Why would someone do that?
Procedure Availability: There are a number of reasons that an individual may travel for healthcare. The first reason, as stated above, is that they want or require a procedure that is not available or permitted where they live. This may be a safe, cutting edge procedure that has not been approved yet by the local medical governing body. For example, laparascopic banding (lap band surgery) was not approved by the FDA as a treatment until 2001 while Mexico had been performing the procedure since the 1990s. So you can see how a safe procedure, that eventually was approved by the local governing body, would have been available prior to that time through medical tourism.
Cost Benefits: Another reason a patient may make use of medical tourism is for the cost saving benefits. According to the World Health Report, the health care system of the United States ranked first in health expenditure per capita, but 37th in terms of quality, out of 191 countries. This, among other factors, is driving more and more people towards seeking health care options abroad.
Out of 191 countries, the U.S. health care system ranked #1 in cost but #37 in quality.
– The World Health Report 2000
For instance, procedure that costs $50,000 in the United States may be done for under $10,000 elsewhere. So for an uninsured or under-insured patient the savings, even with travel and accommodations, can be substantial. Additionally, even fully insured individuals will find that there are many elective procedures that are simply not covered under insurance, and medical tourism will allow these patients to be able to get the procedure they want at an affordable price.
Reduced Waiting Time: A third reason that someone might choose medical tourism is to gain access to healthcare more rapidly than in their home country. Many countries, particularly those with nationalized healthcare, can have substantial waiting times for non life-threatening procedures, sometimes up to and exceeding a year. Sometimes these conditions, while not life-threatening, can seriously degrade one’s quality of life. In this case, having the ability to go almost immediately and have the problem attended to, rather than suffer for a long period of time, becomes a very attractive option.
Best-of-the-Best: Sometimes a procedure is available in your home region, but the best doctor in the world isn’t. For certain patients, having the procedure done by the best possible doctors available is the only acceptable option. In this case, medical tourism provides them access to that provider no matter where they are in the world.
Discretion: For some patients, they don’t want the whole world to know that they have had a certain procedure, for whatever reason. Combining a trip with a medical procedure allows a patient to maintain a certain level of discretion and be able to recover away from the stress and daily grind of their home life. Imagine someone going away for two weeks and coming back looking ten years younger, they claim it’s just the fresh air and sea breeze, and no one is any the wiser.

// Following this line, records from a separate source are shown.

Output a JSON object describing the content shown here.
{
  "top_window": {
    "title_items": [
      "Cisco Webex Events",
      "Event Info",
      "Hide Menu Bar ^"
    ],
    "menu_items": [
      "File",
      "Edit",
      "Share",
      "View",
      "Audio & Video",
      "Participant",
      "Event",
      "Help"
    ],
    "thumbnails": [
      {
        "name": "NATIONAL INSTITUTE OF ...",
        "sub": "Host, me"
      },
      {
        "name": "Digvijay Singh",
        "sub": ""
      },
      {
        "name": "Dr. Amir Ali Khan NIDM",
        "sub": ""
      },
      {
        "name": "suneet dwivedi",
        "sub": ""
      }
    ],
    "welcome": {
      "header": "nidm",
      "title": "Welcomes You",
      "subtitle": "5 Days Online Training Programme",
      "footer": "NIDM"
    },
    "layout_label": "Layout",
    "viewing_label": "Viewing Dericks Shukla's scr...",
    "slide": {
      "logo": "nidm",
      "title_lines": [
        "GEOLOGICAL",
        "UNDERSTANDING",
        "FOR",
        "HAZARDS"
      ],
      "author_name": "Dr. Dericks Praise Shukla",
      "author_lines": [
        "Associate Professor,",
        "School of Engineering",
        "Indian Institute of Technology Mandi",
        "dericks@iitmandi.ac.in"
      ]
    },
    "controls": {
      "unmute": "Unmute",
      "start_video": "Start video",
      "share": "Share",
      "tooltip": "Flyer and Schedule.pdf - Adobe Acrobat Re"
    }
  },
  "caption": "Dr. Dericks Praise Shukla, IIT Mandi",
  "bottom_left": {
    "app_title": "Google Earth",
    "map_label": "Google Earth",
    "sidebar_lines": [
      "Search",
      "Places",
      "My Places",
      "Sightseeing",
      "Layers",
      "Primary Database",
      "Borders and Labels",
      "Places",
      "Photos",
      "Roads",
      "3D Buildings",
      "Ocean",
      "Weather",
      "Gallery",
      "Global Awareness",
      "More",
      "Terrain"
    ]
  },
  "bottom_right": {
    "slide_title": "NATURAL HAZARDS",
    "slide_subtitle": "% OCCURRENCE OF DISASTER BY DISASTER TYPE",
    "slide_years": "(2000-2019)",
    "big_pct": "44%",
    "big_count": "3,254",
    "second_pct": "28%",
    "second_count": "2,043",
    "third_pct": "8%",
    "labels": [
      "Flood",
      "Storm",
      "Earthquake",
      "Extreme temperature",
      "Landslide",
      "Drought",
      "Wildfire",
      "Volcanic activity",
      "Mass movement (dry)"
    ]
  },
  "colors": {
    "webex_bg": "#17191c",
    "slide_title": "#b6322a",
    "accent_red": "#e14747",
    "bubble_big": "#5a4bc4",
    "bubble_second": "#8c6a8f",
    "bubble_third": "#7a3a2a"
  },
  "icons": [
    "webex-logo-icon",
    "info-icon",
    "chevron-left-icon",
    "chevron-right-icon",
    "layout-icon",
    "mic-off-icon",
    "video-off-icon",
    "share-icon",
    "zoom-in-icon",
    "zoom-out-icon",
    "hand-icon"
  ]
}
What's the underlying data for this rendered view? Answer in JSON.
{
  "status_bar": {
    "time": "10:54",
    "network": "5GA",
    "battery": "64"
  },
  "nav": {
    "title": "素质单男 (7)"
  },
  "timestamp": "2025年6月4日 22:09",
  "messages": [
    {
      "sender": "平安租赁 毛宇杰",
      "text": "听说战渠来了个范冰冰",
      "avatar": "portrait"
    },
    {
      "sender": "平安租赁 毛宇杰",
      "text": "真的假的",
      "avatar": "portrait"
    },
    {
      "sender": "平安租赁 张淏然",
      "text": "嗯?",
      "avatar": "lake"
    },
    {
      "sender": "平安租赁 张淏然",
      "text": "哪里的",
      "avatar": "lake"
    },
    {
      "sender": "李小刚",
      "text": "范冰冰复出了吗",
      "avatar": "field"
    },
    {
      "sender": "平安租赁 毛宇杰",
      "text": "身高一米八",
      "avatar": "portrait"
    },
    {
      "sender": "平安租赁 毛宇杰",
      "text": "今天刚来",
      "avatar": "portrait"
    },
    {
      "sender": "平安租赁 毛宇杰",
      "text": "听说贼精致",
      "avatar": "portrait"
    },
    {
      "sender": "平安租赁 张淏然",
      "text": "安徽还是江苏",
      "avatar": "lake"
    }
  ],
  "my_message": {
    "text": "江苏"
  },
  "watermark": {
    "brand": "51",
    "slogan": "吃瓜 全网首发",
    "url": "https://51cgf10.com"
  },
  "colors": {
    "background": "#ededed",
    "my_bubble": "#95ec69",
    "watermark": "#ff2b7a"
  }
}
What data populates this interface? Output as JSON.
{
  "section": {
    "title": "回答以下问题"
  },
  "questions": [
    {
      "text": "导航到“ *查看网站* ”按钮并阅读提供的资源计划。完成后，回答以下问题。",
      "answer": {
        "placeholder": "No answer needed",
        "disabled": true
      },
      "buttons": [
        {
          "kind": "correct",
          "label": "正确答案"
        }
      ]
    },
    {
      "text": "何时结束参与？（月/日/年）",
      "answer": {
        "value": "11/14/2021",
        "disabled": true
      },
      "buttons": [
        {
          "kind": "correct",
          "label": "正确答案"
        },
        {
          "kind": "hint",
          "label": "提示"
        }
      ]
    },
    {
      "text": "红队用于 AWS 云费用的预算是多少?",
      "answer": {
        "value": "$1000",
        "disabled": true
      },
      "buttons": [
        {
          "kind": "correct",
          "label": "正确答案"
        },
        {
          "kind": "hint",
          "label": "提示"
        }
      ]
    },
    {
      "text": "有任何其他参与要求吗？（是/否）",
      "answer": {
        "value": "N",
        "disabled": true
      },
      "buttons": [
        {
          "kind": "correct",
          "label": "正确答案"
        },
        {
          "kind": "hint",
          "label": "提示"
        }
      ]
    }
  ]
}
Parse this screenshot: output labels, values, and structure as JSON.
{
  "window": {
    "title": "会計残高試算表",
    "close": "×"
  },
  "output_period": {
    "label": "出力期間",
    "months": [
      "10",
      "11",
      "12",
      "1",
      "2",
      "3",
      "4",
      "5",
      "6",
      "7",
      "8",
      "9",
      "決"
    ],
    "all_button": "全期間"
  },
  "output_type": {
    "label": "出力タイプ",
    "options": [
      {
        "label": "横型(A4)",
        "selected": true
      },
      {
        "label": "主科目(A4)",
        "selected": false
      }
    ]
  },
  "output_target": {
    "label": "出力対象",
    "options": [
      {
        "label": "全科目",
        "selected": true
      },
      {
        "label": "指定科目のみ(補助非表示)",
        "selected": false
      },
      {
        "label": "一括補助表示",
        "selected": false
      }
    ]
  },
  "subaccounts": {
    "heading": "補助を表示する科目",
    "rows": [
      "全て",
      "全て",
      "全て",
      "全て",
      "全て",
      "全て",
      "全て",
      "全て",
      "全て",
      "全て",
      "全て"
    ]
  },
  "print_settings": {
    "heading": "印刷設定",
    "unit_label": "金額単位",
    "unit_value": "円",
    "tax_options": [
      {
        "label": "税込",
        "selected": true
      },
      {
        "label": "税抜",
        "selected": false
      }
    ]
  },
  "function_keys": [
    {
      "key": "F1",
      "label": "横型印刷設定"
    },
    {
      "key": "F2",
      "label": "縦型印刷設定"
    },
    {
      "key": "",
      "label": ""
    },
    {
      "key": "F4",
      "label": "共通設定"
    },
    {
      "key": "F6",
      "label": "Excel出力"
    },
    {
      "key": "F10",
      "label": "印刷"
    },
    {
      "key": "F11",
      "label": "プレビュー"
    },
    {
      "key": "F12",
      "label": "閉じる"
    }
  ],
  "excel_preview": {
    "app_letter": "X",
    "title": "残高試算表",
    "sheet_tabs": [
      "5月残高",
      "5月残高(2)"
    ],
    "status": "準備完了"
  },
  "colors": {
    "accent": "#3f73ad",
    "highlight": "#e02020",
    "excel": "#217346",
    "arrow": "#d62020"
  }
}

Combination Vacation: For many procedures, the recovery time is minimal, if any is required at all. These procedures make great excuses to make a vacation out of your medical tour. A patient can make plans to have their procedure at either the beginning, or end of their trip, and spend the rest of the time on vacation, enjoying the culture and attractions or a new place, while still receiving that important medical procedure.
Is Medical Tourism Right for Me?
We think that a huge portion of patients could find a use for medical tourism in their lives. While it won’t be a good fit for all patients or all procedures, the opportunity to receive better quality care, at a lower price, in an amazing location is simply too good to pass up if the opportunity presents itself. So just think how a world of healthcare options could improve your life!